PRZESZKODĄ JEST NIECHĘĆ DO SPŁODZENIA POTOMSTWA.
Ale takim tokiem myślenia, to impotent może przystąpić do małżeństwa, bo ma chęć spłodzenia, ale ze względów technicznych nie jest zdolny zapłodnić (przynajmniej w sposób naturalny).
A tak w ogóle co rozumie się poprzez "impotent"? Czy tylko brak erekcji i w związku z tym niezdolność zapłodnienia w sposób naturalny, czy też to że osoba jest niezdolna otworzyć się na potomstwo w sferze psychicznej? Bo tak też może być.
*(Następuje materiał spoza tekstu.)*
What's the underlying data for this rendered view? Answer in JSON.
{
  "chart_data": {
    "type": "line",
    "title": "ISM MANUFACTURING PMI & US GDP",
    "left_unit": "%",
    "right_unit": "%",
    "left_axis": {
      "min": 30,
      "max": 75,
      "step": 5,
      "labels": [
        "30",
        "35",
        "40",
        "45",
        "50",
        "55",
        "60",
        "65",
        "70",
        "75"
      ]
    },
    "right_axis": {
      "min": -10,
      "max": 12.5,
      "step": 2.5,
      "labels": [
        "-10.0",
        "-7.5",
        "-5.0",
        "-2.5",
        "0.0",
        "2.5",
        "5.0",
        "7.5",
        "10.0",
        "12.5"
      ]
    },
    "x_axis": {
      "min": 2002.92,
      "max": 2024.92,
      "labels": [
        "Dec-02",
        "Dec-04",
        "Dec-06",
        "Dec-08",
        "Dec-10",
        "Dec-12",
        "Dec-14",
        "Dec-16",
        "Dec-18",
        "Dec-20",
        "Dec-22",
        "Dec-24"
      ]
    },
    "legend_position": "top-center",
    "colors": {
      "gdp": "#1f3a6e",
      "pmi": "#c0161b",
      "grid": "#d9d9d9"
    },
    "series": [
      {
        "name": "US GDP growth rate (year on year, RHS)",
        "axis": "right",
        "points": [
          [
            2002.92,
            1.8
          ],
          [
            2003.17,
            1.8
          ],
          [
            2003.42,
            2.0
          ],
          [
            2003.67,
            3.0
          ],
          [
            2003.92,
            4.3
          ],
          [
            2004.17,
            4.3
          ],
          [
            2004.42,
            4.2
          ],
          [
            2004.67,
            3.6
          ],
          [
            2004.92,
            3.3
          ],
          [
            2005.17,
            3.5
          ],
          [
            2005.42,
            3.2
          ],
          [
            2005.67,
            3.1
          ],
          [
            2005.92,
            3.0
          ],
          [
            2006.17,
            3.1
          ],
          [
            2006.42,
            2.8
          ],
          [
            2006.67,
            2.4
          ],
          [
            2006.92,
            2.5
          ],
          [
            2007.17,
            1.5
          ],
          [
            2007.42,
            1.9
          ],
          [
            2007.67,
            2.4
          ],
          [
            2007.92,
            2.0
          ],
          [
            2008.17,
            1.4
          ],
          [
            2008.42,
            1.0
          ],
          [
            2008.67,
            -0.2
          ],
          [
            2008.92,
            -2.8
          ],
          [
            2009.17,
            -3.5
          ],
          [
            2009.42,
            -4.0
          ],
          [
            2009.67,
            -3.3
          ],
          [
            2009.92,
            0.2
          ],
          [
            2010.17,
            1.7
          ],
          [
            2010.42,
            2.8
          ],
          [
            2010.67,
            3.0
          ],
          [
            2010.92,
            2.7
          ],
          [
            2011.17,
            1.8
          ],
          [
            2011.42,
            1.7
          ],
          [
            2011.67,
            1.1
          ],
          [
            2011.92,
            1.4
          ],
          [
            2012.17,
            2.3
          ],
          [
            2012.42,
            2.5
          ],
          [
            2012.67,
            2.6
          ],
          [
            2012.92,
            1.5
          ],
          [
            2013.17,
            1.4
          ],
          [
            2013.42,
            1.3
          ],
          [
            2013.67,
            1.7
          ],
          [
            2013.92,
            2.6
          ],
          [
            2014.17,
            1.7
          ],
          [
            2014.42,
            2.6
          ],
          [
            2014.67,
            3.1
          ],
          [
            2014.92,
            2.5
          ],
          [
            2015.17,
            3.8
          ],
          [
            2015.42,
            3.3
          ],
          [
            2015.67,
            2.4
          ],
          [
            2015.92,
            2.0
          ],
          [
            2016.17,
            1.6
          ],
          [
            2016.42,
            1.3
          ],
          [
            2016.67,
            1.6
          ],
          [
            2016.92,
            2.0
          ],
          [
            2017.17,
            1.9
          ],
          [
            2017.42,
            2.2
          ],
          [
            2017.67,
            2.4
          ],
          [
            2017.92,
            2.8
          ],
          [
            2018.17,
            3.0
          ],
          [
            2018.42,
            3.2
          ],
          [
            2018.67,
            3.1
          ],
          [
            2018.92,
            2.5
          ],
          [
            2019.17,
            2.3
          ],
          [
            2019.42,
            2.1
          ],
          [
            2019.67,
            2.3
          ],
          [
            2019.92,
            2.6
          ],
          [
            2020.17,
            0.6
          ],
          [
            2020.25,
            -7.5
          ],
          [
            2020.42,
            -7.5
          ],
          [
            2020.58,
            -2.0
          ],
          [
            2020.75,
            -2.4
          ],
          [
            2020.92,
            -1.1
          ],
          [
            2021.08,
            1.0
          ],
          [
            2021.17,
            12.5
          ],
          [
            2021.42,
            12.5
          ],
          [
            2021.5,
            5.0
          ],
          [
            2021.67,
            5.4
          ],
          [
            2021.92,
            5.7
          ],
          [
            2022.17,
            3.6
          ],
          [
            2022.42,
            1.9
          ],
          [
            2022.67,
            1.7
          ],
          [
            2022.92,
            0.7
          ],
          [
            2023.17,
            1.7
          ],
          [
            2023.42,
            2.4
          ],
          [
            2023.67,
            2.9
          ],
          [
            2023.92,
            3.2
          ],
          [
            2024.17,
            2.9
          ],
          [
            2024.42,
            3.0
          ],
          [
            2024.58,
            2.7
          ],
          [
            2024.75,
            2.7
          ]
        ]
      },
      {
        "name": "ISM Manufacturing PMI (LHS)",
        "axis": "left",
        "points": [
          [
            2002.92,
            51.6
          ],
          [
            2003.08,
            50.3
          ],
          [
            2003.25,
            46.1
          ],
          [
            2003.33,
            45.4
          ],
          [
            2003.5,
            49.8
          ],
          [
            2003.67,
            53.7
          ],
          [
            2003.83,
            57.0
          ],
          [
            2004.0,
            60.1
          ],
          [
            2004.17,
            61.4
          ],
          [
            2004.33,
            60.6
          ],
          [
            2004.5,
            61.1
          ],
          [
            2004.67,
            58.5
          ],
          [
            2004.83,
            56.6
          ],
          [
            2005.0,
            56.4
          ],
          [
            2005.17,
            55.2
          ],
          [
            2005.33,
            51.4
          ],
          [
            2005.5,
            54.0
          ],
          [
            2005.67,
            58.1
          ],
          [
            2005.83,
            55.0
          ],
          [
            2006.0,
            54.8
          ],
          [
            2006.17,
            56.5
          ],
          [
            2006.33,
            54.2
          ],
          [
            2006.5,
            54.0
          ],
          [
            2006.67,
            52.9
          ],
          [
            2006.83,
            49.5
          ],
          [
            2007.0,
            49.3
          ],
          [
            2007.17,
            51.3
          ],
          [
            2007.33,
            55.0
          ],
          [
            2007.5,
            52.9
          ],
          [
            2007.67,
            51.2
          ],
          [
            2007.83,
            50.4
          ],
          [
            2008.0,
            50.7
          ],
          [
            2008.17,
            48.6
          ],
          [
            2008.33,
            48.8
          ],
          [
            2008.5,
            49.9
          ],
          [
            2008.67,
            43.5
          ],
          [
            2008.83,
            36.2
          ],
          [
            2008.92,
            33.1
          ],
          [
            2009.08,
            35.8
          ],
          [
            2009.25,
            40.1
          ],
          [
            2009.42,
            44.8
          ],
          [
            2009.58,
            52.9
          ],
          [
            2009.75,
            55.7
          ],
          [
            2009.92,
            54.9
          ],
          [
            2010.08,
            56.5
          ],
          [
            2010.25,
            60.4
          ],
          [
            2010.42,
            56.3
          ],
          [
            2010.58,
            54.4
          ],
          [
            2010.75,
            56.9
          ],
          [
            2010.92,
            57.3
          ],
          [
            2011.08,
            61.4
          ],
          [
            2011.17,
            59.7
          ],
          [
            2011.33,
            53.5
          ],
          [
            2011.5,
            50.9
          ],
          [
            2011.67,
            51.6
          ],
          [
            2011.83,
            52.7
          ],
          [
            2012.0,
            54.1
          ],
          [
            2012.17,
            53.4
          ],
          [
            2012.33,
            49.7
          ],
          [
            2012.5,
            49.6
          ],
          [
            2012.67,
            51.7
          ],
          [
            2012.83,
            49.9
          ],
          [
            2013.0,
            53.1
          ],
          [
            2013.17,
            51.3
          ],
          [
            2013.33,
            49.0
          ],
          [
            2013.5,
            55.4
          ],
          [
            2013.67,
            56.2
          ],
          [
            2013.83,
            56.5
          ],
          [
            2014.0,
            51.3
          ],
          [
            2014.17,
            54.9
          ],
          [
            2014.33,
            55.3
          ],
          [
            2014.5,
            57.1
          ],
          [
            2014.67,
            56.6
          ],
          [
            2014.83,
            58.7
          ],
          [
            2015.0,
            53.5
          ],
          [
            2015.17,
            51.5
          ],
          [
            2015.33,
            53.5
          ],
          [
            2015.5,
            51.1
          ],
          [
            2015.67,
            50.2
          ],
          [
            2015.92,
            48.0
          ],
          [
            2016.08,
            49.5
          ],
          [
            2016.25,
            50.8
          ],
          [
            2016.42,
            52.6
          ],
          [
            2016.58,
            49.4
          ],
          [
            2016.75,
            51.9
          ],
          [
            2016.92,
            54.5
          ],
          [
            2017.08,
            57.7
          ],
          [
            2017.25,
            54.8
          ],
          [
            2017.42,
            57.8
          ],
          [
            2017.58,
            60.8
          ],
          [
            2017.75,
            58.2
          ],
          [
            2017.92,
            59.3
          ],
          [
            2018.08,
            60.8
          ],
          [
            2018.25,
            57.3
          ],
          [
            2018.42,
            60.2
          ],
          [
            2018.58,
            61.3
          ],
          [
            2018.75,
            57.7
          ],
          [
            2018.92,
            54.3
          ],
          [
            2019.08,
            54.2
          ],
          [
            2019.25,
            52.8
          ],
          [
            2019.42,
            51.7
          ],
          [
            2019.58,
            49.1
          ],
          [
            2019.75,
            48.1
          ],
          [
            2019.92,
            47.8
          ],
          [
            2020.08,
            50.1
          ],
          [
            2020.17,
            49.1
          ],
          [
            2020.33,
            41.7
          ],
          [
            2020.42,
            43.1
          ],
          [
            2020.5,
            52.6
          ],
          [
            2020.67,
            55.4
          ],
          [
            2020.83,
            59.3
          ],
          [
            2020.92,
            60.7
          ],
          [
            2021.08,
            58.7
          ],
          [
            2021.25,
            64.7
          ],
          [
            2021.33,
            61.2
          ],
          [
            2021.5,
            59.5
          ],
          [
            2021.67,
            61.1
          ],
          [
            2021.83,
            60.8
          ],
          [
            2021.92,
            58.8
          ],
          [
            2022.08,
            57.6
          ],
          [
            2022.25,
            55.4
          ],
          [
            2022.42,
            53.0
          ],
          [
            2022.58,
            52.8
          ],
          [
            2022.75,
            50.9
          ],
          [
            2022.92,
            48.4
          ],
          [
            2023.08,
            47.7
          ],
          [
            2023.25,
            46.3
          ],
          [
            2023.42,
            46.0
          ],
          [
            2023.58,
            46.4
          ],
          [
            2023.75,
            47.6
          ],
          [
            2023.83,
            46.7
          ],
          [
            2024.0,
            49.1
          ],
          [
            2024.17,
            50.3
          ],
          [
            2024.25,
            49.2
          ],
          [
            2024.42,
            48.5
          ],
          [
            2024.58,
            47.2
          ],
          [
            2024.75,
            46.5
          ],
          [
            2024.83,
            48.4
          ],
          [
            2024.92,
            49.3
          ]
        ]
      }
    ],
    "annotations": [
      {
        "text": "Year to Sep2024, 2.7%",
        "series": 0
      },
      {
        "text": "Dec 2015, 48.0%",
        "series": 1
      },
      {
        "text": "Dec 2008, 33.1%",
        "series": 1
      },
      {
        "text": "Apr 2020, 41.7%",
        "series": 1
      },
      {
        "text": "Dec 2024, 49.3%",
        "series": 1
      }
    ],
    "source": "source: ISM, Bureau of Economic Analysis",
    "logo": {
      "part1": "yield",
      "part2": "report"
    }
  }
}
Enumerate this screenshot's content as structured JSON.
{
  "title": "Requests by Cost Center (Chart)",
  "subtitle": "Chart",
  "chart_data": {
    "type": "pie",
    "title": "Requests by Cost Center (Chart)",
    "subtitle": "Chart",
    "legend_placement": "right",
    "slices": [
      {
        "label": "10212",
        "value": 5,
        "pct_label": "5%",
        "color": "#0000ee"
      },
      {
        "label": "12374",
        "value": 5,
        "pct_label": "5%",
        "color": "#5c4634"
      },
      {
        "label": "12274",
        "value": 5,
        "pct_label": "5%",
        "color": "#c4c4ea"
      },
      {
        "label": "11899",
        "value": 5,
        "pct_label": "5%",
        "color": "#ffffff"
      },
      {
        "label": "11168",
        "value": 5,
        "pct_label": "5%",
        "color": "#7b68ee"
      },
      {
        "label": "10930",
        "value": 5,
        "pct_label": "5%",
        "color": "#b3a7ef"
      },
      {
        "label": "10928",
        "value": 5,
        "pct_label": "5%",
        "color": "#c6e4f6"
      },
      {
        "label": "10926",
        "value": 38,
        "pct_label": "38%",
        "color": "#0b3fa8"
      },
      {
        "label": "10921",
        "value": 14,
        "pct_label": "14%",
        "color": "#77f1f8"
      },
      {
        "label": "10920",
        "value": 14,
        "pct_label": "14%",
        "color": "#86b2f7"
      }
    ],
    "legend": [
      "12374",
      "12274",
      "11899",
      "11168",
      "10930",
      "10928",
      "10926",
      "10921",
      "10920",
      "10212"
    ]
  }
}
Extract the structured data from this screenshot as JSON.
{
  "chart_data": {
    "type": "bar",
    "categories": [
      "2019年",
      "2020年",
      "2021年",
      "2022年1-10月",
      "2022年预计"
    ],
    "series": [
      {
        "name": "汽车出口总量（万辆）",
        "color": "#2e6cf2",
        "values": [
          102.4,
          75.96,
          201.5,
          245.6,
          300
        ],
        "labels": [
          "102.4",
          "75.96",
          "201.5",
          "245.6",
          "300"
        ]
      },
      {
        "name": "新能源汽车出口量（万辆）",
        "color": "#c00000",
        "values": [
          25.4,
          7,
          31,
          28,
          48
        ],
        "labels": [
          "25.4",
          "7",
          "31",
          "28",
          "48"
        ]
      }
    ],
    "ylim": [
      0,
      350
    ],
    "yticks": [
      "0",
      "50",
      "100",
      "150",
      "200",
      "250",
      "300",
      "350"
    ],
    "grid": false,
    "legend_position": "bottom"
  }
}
Bo adoptować może tylko małżeństwo? /:) Jakoś nie chce mi się wierzyć, żeby taki problem z powodu małego sterczącego narządu. (-|
Marek_Piotrowski pisze: Jeśli chodzi Ci o (wybacz, piszesz trochę chaotycznie) o przeszkodę małżeńską polegającą na niemożności odbycia aktu płciowego, to NIE wynika ona z tego, że uniemożliwia to spłodzenie dziecka (jak pisałem, nieplodność nie jest przeszkodą) tylko z tego, że WSPÓŁŻYCIE PŁCIOWE NALEŻY DO ISTOTY MAŁŻEŃSTWA.
Marku, nie zgodzę się że współżycie seksualne należy do istoty małżeństwa, jeżeli już to płodzenie i rodzenie poprzez współżycie seksualne, bo gdyby istotą małżeństwa było współżycie płciowe, to jeżeli nie zdefiniuje się precyzyjnie, co to jest współżycie, a jest to szerokie pojęcie w obecnym świecie, to wtedy czy nie można rozumieć poprzez współżycie np. seks oralny? A impotent do takiego współżycia już może być zdolny.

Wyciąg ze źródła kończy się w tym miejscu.